One hundred million children around the world do not get enough vitamin A, with about 150,000 children dying as a result, directly or indirectly, of this. Vitamin A deficiency makes children more susceptible to infection and can lead to night blindness in the most serious cases. While supplements are distributed through international programmes, they do not reach all children by a long way.

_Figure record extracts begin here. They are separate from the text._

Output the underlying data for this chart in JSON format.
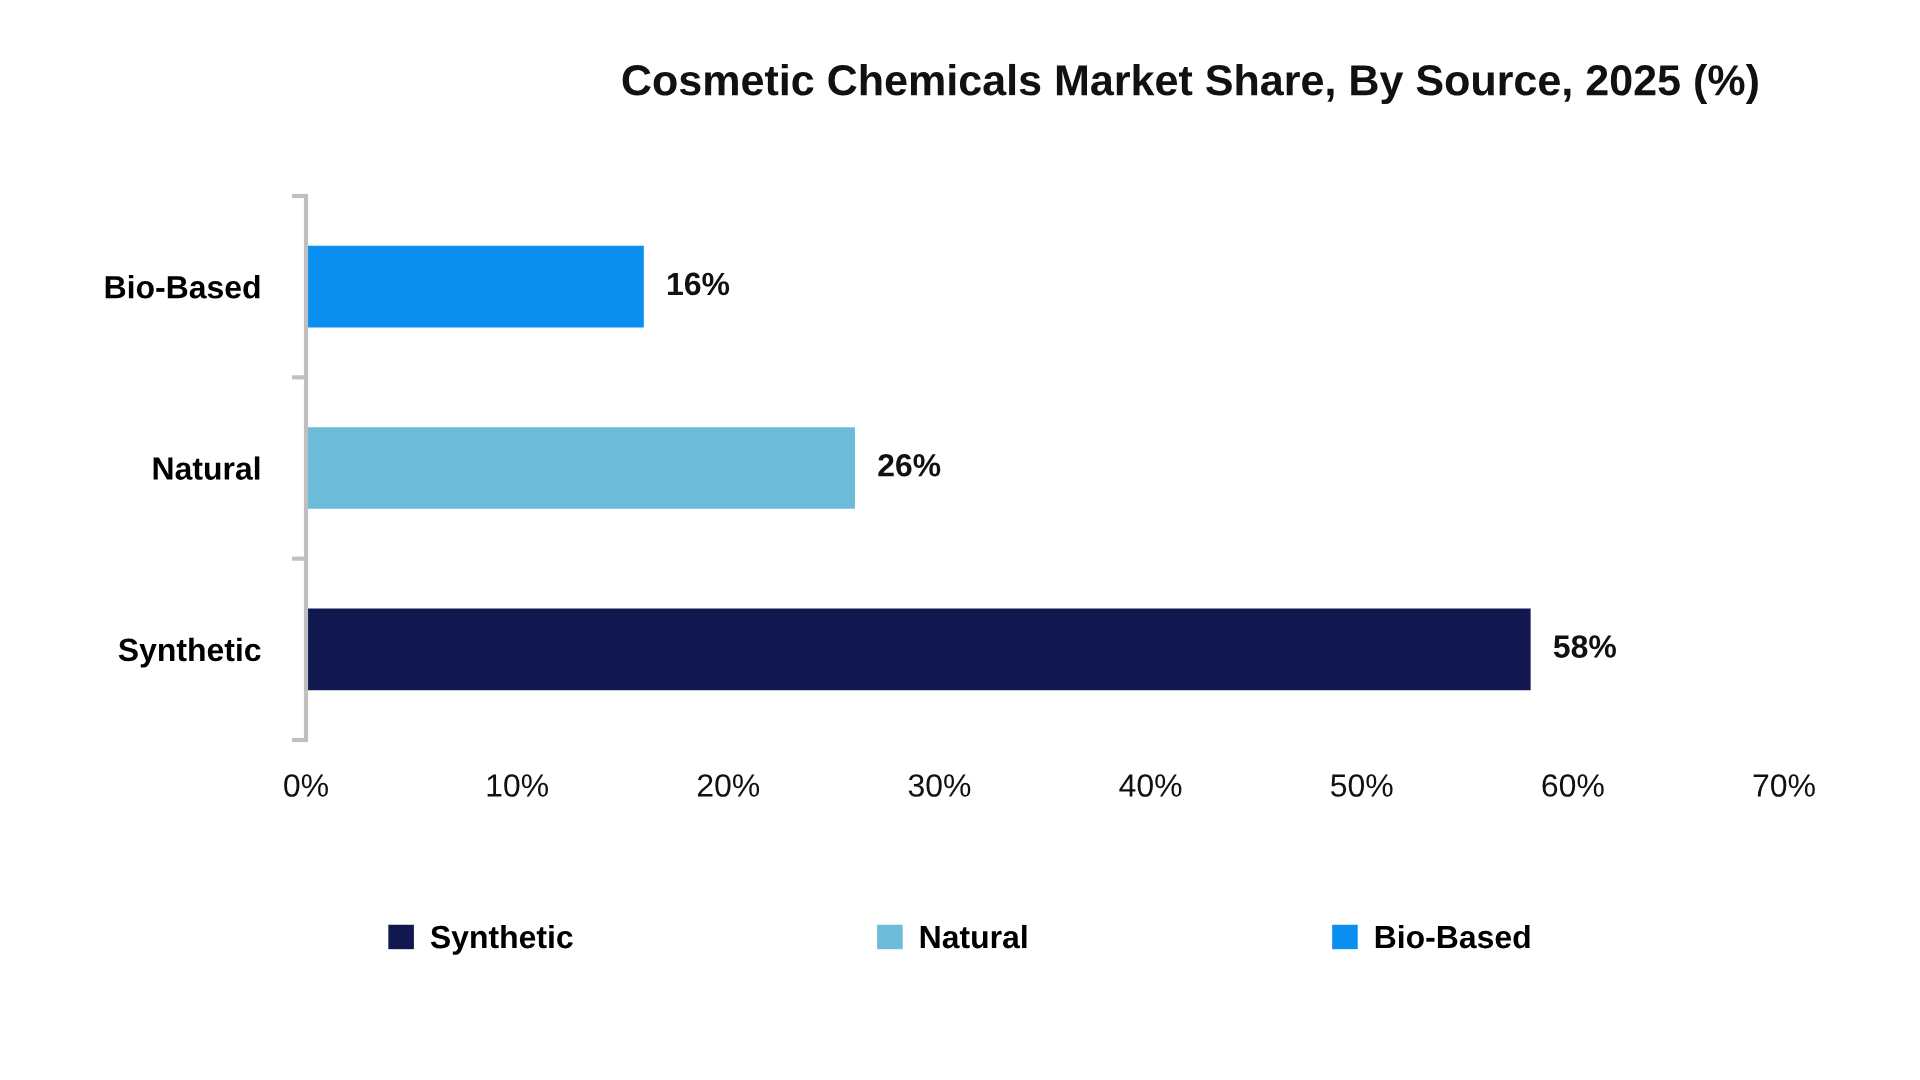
{
  "chart_data": {
    "type": "bar",
    "orientation": "horizontal",
    "stacked": true,
    "title": "Cosmetic Chemicals Market Share, By Source, 2025 (%)",
    "categories": [
      "Bio-Based",
      "Natural",
      "Synthetic"
    ],
    "series": [
      {
        "name": "Synthetic",
        "color": "#10184f",
        "values": [
          null,
          null,
          58
        ],
        "value_labels": [
          null,
          null,
          "58%"
        ]
      },
      {
        "name": "Natural",
        "color": "#6bbbd9",
        "values": [
          null,
          26,
          null
        ],
        "value_labels": [
          null,
          "26%",
          null
        ]
      },
      {
        "name": "Bio-Based",
        "color": "#0a8ff0",
        "values": [
          16,
          null,
          null
        ],
        "value_labels": [
          "16%",
          null,
          null
        ]
      }
    ],
    "xlim": [
      0,
      70
    ],
    "xticks": [
      {
        "value": 0,
        "label": "0%"
      },
      {
        "value": 10,
        "label": "10%"
      },
      {
        "value": 20,
        "label": "20%"
      },
      {
        "value": 30,
        "label": "30%"
      },
      {
        "value": 40,
        "label": "40%"
      },
      {
        "value": 50,
        "label": "50%"
      },
      {
        "value": 60,
        "label": "60%"
      },
      {
        "value": 70,
        "label": "70%"
      }
    ],
    "grid": false,
    "legend": "bottom"
  }
}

Talsma wanted to know whether staple foods rich in vitamins could combat deficiency, so she introduced a yellow cassava variant in a poor district in Kenya. This cassava contains far more beta-carotene (which our body converts into vitamin A) than the white cassava you see all over Africa.

Demonstrating that food can be effective is very difficult

Elise Talsma

In Talsma’s experiment, she tracked 342 children with mild vitamin deficiency. They were divided into three groups. They all got a bowl of cassava puree every morning for 19 weeks: the local white cassava, the white variant with a beta-carotene supplement or the yellow cassava. The vitamin A in their blood was measured before and after the trial.

In the end, the children who had eaten the yellow cassava or the white cassava with the beta-caro-tene supplement had slightly more vitamin A in their blood than the control group. However, there was no significant drop in the number with vitamin deficiency. But Talsma says this is still a positive result as it is the first proof that yellow cassava improves people’s vitamin status. ‘Demonstrating that food can be effective is very difficult,’ she explains. ‘Food simply isn’t as powerful as a pill.’